Copying is a bad test as it involves buffers. First, you need to measure the underlying storage performance. Then, you need to run the cumulative tests. See more at https://www.starwindsoftware.com/best-p ... practices/.

The link for StarWind VSAN Windows-based service is available in the email you get when downloading the software https://starwindsoftware.com/tmplink/starwind-v8.exe.
FlashMe
Posts: 17
Joined: Wed Aug 24, 2022 8:23 pm

Sun Nov 24, 2024 10:12 pm

Hey :)

What is the VM configuration for your Test ? You need a Test VM with:

8vCPU
4 - 8 GB RAM
Thick Eager Zeroed Disk for Test
NVME Controller

For NVMe 300 MB/s is really poor.

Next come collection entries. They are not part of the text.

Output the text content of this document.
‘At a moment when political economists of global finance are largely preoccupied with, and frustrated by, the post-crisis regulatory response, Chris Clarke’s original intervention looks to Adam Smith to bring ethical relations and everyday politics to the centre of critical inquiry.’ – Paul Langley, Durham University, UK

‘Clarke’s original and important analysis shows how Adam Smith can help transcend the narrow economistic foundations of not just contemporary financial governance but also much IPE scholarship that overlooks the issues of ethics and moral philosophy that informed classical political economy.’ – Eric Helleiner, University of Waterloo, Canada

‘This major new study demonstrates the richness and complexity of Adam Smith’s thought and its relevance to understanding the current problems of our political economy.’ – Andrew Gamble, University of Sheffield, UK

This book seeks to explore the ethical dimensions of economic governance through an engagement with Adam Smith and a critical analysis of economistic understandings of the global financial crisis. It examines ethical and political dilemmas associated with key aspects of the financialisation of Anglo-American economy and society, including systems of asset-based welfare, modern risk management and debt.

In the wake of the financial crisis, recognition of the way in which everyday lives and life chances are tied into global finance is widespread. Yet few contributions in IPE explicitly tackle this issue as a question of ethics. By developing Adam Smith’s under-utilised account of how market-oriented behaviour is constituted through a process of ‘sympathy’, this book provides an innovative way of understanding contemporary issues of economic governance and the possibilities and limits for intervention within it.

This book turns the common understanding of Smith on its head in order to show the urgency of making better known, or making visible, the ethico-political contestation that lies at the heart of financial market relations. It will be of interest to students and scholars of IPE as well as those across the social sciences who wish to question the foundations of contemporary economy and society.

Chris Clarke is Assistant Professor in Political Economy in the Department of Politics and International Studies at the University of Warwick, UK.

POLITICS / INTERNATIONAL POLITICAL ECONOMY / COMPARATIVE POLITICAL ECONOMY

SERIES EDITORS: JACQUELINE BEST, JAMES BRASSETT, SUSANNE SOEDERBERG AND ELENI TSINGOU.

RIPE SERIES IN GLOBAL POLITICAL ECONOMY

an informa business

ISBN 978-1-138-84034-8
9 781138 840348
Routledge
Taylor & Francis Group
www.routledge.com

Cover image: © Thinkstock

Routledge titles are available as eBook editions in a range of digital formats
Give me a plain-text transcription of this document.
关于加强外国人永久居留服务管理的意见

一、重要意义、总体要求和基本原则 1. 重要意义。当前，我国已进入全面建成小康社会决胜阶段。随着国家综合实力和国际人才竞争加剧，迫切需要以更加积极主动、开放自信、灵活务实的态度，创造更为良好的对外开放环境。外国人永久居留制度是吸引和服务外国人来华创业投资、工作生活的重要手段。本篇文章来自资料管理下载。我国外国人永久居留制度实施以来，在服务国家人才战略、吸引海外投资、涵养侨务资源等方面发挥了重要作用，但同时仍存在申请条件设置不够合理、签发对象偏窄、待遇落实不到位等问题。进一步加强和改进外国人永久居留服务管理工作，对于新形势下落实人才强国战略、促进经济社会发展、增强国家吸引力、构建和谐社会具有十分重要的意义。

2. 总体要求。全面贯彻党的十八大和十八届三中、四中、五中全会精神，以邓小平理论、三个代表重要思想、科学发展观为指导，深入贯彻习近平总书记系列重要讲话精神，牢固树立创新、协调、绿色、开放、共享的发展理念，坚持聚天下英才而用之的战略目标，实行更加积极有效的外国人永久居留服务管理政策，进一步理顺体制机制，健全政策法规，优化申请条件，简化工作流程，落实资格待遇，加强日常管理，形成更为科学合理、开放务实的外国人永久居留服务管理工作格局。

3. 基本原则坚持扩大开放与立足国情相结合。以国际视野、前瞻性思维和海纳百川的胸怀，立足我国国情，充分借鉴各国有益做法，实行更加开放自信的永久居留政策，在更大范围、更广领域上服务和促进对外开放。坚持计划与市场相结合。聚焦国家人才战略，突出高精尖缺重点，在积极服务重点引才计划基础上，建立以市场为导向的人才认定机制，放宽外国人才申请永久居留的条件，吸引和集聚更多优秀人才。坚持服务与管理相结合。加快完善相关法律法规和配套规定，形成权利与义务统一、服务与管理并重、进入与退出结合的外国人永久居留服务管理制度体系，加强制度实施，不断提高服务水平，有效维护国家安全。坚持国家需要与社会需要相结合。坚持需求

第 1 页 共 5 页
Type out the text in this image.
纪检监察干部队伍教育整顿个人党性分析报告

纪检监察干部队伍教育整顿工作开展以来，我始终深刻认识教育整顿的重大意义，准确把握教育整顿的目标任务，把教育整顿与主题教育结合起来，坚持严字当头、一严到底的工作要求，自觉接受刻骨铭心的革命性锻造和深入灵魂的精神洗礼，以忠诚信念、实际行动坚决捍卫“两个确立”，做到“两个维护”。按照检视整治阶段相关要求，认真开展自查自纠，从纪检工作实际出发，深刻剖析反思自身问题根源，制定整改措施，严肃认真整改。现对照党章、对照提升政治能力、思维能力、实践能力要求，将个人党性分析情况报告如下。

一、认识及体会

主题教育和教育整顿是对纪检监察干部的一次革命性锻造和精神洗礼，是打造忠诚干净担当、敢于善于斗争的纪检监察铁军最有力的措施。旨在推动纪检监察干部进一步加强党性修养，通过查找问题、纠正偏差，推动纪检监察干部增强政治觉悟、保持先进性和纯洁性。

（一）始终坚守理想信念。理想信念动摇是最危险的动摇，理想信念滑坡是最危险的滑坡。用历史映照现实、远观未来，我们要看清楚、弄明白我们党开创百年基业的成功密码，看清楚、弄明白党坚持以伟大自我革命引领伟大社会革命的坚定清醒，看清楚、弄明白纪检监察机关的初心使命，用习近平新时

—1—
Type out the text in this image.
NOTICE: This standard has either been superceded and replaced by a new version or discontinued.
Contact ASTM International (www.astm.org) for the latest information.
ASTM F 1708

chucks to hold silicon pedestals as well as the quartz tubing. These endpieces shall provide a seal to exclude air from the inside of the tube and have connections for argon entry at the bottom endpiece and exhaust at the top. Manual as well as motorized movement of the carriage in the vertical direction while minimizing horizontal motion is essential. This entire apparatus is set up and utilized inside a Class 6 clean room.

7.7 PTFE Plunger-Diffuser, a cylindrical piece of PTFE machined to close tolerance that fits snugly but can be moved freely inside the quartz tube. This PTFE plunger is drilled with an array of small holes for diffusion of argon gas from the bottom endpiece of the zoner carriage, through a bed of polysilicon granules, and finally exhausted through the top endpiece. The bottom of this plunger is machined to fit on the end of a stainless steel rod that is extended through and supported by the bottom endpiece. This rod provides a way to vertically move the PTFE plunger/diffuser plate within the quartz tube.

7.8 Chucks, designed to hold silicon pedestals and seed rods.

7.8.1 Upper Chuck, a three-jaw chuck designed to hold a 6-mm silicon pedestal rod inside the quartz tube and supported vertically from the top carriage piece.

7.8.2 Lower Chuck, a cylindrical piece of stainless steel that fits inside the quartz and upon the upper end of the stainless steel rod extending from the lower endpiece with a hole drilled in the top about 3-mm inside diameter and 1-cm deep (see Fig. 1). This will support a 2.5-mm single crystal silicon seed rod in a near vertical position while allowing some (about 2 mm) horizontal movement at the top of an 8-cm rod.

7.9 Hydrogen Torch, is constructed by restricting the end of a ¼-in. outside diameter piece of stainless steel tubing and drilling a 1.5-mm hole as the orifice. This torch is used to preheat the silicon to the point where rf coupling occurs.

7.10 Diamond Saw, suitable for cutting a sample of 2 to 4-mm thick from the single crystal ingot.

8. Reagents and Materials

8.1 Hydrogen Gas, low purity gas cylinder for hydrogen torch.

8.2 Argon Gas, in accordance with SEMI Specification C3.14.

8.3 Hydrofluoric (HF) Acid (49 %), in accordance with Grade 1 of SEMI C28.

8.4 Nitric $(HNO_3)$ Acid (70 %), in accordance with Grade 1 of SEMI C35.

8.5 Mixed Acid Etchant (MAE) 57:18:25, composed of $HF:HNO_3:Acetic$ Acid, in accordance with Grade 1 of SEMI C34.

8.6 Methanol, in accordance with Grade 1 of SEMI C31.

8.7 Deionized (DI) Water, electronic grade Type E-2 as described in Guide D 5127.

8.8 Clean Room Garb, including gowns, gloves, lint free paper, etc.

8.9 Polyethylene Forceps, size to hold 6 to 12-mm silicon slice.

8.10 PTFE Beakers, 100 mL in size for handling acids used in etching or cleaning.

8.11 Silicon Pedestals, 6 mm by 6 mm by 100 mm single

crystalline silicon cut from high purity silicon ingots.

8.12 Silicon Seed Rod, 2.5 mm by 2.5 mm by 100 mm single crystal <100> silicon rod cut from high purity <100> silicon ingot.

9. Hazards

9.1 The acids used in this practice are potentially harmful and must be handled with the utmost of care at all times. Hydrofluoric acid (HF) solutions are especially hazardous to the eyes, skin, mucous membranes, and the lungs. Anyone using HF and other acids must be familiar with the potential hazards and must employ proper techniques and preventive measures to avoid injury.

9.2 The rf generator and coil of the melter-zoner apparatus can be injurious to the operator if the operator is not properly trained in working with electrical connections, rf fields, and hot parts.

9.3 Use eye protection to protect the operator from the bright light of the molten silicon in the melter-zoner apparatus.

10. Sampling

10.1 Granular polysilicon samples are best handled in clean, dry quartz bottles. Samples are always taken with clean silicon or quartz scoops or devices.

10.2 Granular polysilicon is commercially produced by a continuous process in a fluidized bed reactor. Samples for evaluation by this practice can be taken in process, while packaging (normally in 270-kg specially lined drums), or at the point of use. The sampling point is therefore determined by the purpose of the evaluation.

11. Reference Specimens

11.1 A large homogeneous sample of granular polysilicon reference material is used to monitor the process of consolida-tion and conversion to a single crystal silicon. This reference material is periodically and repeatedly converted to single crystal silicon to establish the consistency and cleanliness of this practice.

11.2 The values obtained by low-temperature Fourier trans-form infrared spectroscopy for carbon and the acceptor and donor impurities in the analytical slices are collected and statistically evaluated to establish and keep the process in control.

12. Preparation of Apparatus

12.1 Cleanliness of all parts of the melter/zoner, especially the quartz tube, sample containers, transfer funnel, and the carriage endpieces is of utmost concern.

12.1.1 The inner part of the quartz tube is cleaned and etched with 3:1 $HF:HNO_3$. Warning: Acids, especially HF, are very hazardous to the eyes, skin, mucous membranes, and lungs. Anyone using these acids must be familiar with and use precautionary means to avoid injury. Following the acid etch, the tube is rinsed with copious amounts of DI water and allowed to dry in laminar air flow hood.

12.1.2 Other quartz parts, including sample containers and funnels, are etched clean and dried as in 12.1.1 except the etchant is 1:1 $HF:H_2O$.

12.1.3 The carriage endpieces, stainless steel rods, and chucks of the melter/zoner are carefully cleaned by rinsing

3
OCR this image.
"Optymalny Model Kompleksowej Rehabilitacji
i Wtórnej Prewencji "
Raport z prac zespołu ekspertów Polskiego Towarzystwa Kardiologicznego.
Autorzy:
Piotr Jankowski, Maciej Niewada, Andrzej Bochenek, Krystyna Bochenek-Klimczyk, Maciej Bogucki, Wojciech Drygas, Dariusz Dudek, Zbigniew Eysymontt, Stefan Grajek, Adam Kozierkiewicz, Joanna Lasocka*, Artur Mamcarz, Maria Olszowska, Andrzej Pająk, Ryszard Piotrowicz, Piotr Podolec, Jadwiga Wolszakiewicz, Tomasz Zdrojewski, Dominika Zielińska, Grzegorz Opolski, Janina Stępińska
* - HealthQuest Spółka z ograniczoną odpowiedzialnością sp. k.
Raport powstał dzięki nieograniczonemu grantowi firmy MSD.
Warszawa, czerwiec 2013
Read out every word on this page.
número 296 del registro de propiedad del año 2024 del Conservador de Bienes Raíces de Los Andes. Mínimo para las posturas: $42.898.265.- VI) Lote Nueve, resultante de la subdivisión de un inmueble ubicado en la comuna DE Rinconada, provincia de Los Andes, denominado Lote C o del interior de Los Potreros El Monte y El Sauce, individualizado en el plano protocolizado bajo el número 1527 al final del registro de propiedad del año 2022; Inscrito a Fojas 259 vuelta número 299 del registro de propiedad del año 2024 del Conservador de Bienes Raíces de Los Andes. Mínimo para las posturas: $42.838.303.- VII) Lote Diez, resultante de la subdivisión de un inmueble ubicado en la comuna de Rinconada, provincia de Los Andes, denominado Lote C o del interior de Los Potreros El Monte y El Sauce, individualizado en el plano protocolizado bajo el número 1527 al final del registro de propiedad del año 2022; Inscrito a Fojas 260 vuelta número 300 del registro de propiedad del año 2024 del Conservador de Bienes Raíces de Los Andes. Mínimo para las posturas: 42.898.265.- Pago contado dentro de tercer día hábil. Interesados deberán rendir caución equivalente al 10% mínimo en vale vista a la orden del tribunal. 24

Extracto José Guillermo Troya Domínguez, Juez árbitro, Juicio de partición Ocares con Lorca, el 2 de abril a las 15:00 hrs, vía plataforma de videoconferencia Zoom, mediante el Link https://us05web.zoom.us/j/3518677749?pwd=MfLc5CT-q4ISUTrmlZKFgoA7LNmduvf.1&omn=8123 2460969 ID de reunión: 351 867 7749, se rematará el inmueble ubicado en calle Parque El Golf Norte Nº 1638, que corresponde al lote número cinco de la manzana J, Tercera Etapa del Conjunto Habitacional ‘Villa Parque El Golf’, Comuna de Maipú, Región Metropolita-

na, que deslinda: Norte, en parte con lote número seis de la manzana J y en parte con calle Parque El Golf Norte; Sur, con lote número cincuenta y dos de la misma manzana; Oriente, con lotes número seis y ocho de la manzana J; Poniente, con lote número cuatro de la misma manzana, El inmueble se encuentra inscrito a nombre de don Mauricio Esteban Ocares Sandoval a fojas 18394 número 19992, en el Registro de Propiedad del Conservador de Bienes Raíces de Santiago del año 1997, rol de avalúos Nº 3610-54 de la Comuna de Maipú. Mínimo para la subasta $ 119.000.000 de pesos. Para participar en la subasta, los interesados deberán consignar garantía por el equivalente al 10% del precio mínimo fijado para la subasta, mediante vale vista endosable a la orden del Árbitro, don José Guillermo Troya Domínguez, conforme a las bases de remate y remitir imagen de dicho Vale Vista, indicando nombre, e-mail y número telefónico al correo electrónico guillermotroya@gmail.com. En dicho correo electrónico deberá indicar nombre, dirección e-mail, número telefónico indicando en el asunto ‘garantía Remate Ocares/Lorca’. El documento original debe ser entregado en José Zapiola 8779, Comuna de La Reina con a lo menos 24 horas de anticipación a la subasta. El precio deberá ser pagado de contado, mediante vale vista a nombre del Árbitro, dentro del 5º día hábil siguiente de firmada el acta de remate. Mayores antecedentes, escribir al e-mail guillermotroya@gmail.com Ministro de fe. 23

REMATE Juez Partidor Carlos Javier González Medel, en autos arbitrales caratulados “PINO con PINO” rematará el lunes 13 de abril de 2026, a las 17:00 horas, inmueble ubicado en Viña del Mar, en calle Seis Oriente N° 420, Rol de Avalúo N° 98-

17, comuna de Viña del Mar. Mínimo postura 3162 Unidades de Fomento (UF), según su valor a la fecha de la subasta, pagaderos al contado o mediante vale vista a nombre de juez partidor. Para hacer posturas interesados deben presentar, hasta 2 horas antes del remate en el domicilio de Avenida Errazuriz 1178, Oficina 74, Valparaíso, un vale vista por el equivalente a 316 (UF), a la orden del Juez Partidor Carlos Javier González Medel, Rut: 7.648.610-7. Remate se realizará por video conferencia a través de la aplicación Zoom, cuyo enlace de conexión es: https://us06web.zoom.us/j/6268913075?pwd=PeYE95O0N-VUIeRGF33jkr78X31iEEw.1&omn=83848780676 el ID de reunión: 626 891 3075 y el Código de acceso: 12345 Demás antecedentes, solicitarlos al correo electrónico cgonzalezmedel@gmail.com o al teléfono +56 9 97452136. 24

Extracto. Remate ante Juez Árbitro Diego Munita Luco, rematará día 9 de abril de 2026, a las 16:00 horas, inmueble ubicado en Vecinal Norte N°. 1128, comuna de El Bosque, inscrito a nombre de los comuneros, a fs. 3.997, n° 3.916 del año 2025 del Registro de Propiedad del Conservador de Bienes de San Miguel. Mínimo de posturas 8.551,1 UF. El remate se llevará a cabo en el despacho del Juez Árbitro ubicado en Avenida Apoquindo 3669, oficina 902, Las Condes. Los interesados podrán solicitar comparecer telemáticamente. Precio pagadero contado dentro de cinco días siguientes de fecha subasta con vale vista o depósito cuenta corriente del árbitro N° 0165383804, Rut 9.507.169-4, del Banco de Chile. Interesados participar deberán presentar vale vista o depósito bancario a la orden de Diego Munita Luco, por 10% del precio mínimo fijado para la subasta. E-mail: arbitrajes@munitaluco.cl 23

I saw much Higher values Like 2 GB/s and more on systems with raid-5.
yaroslav (staff)
Staff
Posts: 3219
Joined: Mon Nov 18, 2019 11:11 am

Mon Nov 25, 2024 12:37 am

Hi,

Very good point! Thanks for your comment.
amorapotter
Posts: 1
Joined: Tue Jan 14, 2025 4:35 am

Tue Jan 14, 2025 4:42 am

If you're using synchronous replication, each write operation must be acknowledged by both nodes before being committed. This could be the cause of the reduced performance, especially if the network latency or write confirmation process is slow.
yaroslav (staff)
Staff
Posts: 3219
Joined: Mon Nov 18, 2019 11:11 am

Tue Jan 14, 2025 8:34 am

Hi,

Yes, but reduction is normally not that huge.